Chapitre 7 : Le retour d'Edward
Edward voyait rouge à travers ses beaux yeux dorés, ce qui amusait beaucoup Envy. Le rendre furieux était un de ses passe-temps favoris. Envy avait beau être son demi-frère, il ne faisait pas partie de la famille, il était comme son père, un lâche. Edward lui envoya un crochet que l'homonculus évita aisément. Dans cet état, Edward était enclin faire des fautes, mais il était en train de se calmer. Il devait analyser le combat pour en finir au plus vite, Winry ne tiendrait plus très longtemps. De là où il était Edward percevait mal la jeune fille, mais Envy adorait se vanter, et il ne mentait jamais lorsqu'il s'agissait de tortures.

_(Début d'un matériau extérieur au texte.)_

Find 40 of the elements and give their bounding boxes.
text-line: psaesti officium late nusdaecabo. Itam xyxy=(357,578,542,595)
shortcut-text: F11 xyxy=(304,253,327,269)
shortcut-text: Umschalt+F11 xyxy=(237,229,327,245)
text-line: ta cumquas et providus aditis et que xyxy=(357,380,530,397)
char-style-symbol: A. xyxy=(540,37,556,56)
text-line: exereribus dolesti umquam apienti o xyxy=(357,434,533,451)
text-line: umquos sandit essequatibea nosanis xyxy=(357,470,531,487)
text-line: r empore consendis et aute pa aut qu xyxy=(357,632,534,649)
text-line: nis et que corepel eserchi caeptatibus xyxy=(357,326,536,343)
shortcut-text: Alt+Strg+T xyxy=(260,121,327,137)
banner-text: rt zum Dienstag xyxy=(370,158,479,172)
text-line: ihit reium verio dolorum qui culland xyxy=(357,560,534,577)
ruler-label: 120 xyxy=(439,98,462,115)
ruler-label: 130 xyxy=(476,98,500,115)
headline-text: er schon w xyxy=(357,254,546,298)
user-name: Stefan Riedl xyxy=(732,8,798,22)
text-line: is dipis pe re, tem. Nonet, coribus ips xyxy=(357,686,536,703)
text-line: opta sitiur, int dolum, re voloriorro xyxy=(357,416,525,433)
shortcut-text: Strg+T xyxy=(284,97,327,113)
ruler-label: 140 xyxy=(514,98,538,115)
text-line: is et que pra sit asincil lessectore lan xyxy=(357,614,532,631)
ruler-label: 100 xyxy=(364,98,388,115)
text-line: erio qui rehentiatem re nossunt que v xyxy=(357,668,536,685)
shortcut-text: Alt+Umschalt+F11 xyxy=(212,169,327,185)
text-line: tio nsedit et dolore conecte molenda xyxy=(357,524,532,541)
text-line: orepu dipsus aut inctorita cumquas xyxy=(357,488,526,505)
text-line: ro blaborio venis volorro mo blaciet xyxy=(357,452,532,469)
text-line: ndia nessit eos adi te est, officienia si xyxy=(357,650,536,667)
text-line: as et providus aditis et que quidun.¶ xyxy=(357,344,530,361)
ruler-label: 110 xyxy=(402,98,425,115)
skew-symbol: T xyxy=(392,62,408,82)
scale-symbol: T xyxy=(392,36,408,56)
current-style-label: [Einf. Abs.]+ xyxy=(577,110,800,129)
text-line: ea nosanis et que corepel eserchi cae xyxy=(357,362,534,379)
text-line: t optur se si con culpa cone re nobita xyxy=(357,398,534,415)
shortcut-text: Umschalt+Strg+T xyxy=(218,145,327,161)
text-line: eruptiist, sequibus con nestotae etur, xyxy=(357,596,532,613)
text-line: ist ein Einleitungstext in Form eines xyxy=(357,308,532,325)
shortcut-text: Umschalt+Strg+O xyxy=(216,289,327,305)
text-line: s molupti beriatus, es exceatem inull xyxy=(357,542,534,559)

Les coups s'enchaînaient, de plus en plus rapides, de plus en plus précis, de plus en plus puissants. L'alchimiste devait absolument faire attention, Envy avait beau ressembler à un enfant de son âge, il cachait sa véritable apparence d'homonculus. Avoir ce pouvoir de polymorphie l'arrangeait beaucoup, c'était certain. Edward espérait d'ailleurs qu'il ne se montre pas sous son vrai visage, il serait rapidement en difficulté sinon, mais il connaissait son adversaire, et Envy était trop fier pour se montrer.

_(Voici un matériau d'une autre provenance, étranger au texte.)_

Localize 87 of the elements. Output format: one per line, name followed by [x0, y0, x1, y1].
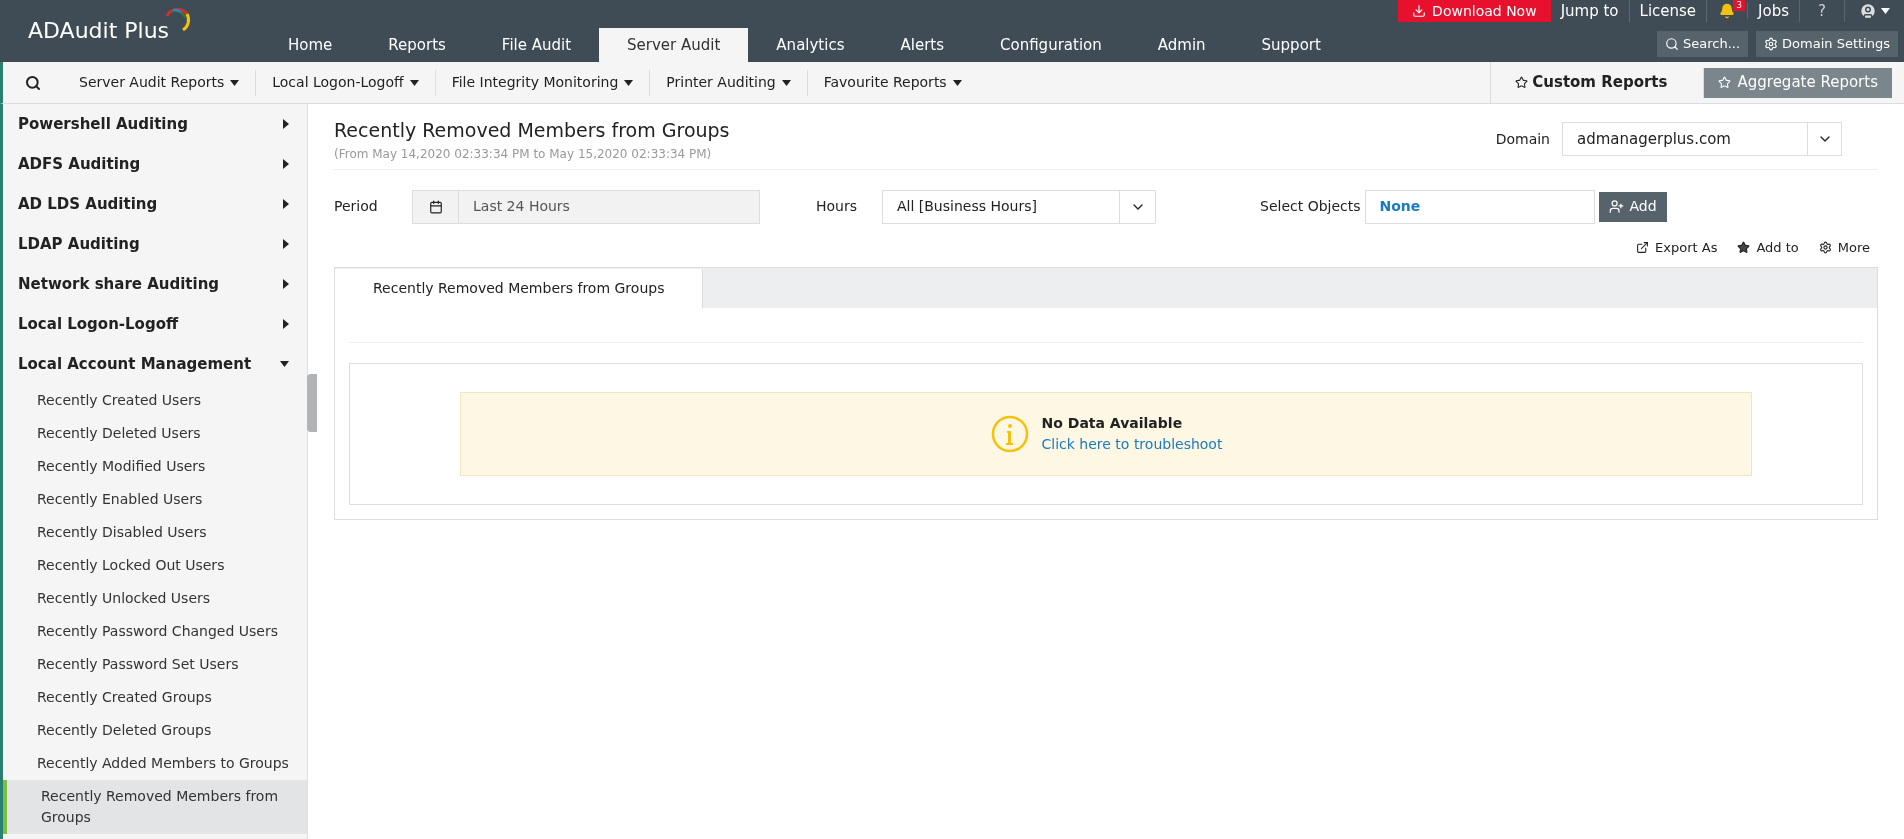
- sidebar-item[interactable]: Recently Deleted Groups: [3, 714, 307, 747]
- download-button[interactable]: Download Now: [1398, 0, 1551, 22]
- sidebar-category[interactable]: Powershell Auditing: [3, 104, 307, 144]
- period-field[interactable]: Last 24 Hours: [412, 189, 760, 224]
- sidebar-category[interactable]: AD LDS Auditing: [3, 184, 307, 224]
- aggregate-reports-button[interactable]: Aggregate Reports: [1703, 67, 1892, 98]
- sidebar-item[interactable]: Recently Password Set Users: [3, 648, 307, 681]
- caret-right-icon: [283, 159, 289, 169]
- user-icon[interactable]: [1859, 2, 1877, 20]
- download-icon: [1412, 4, 1427, 18]
- caret-right-icon: [283, 199, 289, 209]
- sidebar-item[interactable]: Recently Unlocked Users: [3, 582, 307, 615]
- sidebar-item[interactable]: Recently Removed Members from Groups: [3, 780, 307, 834]
- bell-icon[interactable]: [1719, 3, 1736, 19]
- sidebar-item[interactable]: Recently Added Members to Groups: [3, 747, 307, 780]
- sidebar-category[interactable]: LDAP Auditing: [3, 224, 307, 264]
- nav-tab[interactable]: Home: [260, 28, 361, 62]
- subnav-menu[interactable]: Printer Auditing: [650, 69, 808, 96]
- sidebar-category[interactable]: Local Logon-Logoff: [3, 304, 307, 344]
- help-link[interactable]: ?: [1800, 0, 1845, 23]
- troubleshoot-link[interactable]: Click here to troubleshoot: [1041, 436, 1223, 452]
- nav-tab[interactable]: Support: [1233, 28, 1349, 62]
- calendar-icon: [428, 199, 443, 214]
- sidebar-item[interactable]: Recently Deleted Users: [3, 417, 307, 450]
- domain-label: Domain: [1495, 129, 1550, 149]
- sidebar-category[interactable]: ADFS Auditing: [3, 144, 307, 184]
- caret-icon: [624, 79, 634, 86]
- sidebar-item[interactable]: Recently Locked Out Users: [3, 549, 307, 582]
- settings-icon: [1764, 37, 1779, 51]
- search-icon[interactable]: [25, 74, 41, 91]
- nav-tab[interactable]: Admin: [1129, 28, 1234, 62]
- sidebar-item[interactable]: Recently Created Groups: [3, 681, 307, 714]
- caret-icon: [1881, 8, 1890, 14]
- caret-icon: [230, 79, 240, 86]
- info-icon: [989, 414, 1030, 454]
- nav-tab[interactable]: File Audit: [473, 28, 600, 62]
- domain-select[interactable]: admanagerplus.com: [1562, 122, 1842, 157]
- sidebar-item[interactable]: Recently Password Changed Users: [3, 615, 307, 648]
- action-link[interactable]: Export As: [1636, 237, 1718, 257]
- report-tab[interactable]: Recently Removed Members from Groups: [335, 269, 704, 308]
- action-link[interactable]: More: [1818, 237, 1870, 257]
- notification-badge: 3: [1733, 0, 1746, 11]
- empty-title: No Data Available: [1041, 414, 1184, 433]
- caret-right-icon: [283, 319, 289, 329]
- caret-icon: [409, 79, 419, 86]
- action-link[interactable]: Add to: [1737, 237, 1799, 257]
- hours-select[interactable]: All [Business Hours]: [882, 189, 1156, 224]
- nav-tab[interactable]: Configuration: [972, 28, 1130, 62]
- sidebar-item[interactable]: Recently Modified Users: [3, 450, 307, 483]
- search-button[interactable]: Search...: [1657, 31, 1749, 57]
- custom-reports-button[interactable]: Custom Reports: [1490, 62, 1692, 103]
- nav-tab[interactable]: Reports: [360, 28, 474, 62]
- hours-label: Hours: [816, 197, 858, 216]
- add-button[interactable]: Add: [1598, 191, 1667, 222]
- jump-to-link[interactable]: Jump to: [1550, 0, 1630, 23]
- caret-right-icon: [283, 239, 289, 249]
- caret-right-icon: [283, 119, 289, 129]
- license-link[interactable]: License: [1629, 0, 1708, 23]
- add-user-icon: [1608, 199, 1624, 214]
- caret-icon: [952, 79, 962, 86]
- report-title: Recently Removed Members from Groups: [334, 118, 730, 143]
- period-label: Period: [334, 197, 379, 216]
- sidebar-category[interactable]: Local Account Management: [3, 344, 307, 384]
- subnav-menu[interactable]: File Integrity Monitoring: [435, 69, 651, 96]
- nav-tab[interactable]: Alerts: [872, 28, 972, 62]
- caret-icon: [280, 361, 289, 367]
- sidebar-item[interactable]: Recently Disabled Users: [3, 516, 307, 549]
- star-icon: [1737, 240, 1751, 254]
- nav-tab[interactable]: Server Audit: [599, 28, 749, 62]
- select-objects-label: Select Objects: [1260, 197, 1361, 216]
- caret-icon: [781, 79, 791, 86]
- nav-tab[interactable]: Analytics: [748, 28, 873, 62]
- sidebar-category[interactable]: Network share Auditing: [3, 264, 307, 304]
- subnav-menu[interactable]: Local Logon-Logoff: [256, 69, 436, 96]
- search-icon: [1665, 37, 1680, 51]
- jobs-link[interactable]: Jobs: [1748, 0, 1801, 23]
- subnav-menu[interactable]: Server Audit Reports: [63, 69, 257, 96]
- collapse-handle[interactable]: [307, 374, 317, 432]
- sidebar-item[interactable]: Recently Enabled Users: [3, 483, 307, 516]
- objects-field[interactable]: None: [1364, 189, 1595, 224]
- domain-settings-button[interactable]: Domain Settings: [1756, 31, 1898, 57]
- caret-right-icon: [283, 279, 289, 289]
- brand-logo: ADAudit Plus: [28, 17, 170, 45]
- sidebar-item[interactable]: Recently Created Users: [3, 384, 307, 417]
- subnav-menu[interactable]: Favourite Reports: [807, 69, 978, 96]
- export-icon: [1636, 240, 1650, 254]
- date-range: (From May 14,2020 02:33:34 PM to May 15,2020 02:33:34 PM): [334, 145, 713, 163]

Un énorme monstre à 8 pattes, ressemblant vaguement à un lézard, avec un visage plus ou moins humain, des cheveux, et des visages qui souffrent implantés sur une bonne partie du corps. Il était si lourd, que même sous sa forme humaine, il laissait des empreintes de plusieurs centimètres dans le sol.

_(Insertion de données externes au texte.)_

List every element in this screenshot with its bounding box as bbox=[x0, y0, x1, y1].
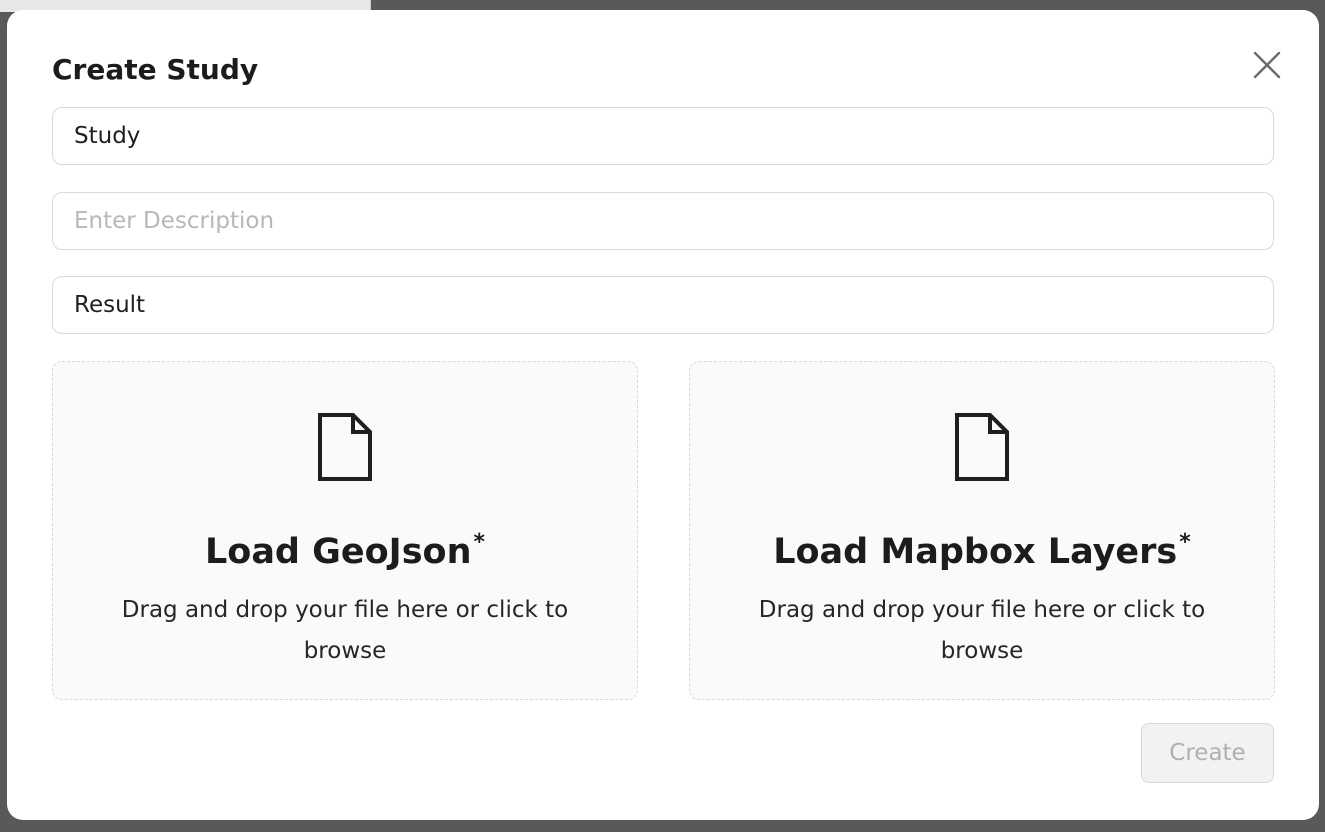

Le combat continuait et Ed parvenait parfaitement à éviter les attaques ennemies, même s'il commençait à fatiguer. Envy s'énervait de plus en plus, multipliant les erreurs, alors qu'Edward évitait la plupart des coups.
« Edward Elric… Meurs ! »
Envy avait prit la forme d'une panthère noire aux yeux violets. Prêt à bondir, il avait le poil hérissé, furieux de pas réussir à toucher sa proie. Il feulait.
« Oh ! On dirait qu'un chat s'est égaré… », rit Ed.
Enervé, Envy était un bon moyen pour gagner, même s'il y avait un gros risque : lui faire reprendre sa forme originelle. Si cela se produisait, Envy détruirait certainement toute la grotte, cependant, le jeune homme blond en était presque certain, il était assez intelligent pour ne pas vouloir se suicider ici.
Soudain, le fauve bondit, prenant Ed au dépourvu. Il fallait avouer que malgré ses réflexes, il avait un désavantage par rapport à l'animal.
Plaqué à terre, il était à sa merci. Cependant, il se laissa pas faire et lui décrocha un grand coup dans la mâchoire grâce à son automail, ce qui assomma quelque peu le monstre aux pattes de velours.
« Tu as osé me frapper au visage ! » hurla l'animal
« C'est interdit ? Je ne savais pas ! », se moqua Ed en se relevant.
Cette fois-ci, Envy se changea en ours, immense et brun. Cette fois, Edward commença à avoir un peu peur. Utilisant son alchimie, il créa une cage pour l'emprisonner. Alors il prit la forme d'une souris avant de reprendre sa forme précédente.
« Bah alors Envy, tu n' as rien de plus gros ? Un ours, c'est une peluche ! »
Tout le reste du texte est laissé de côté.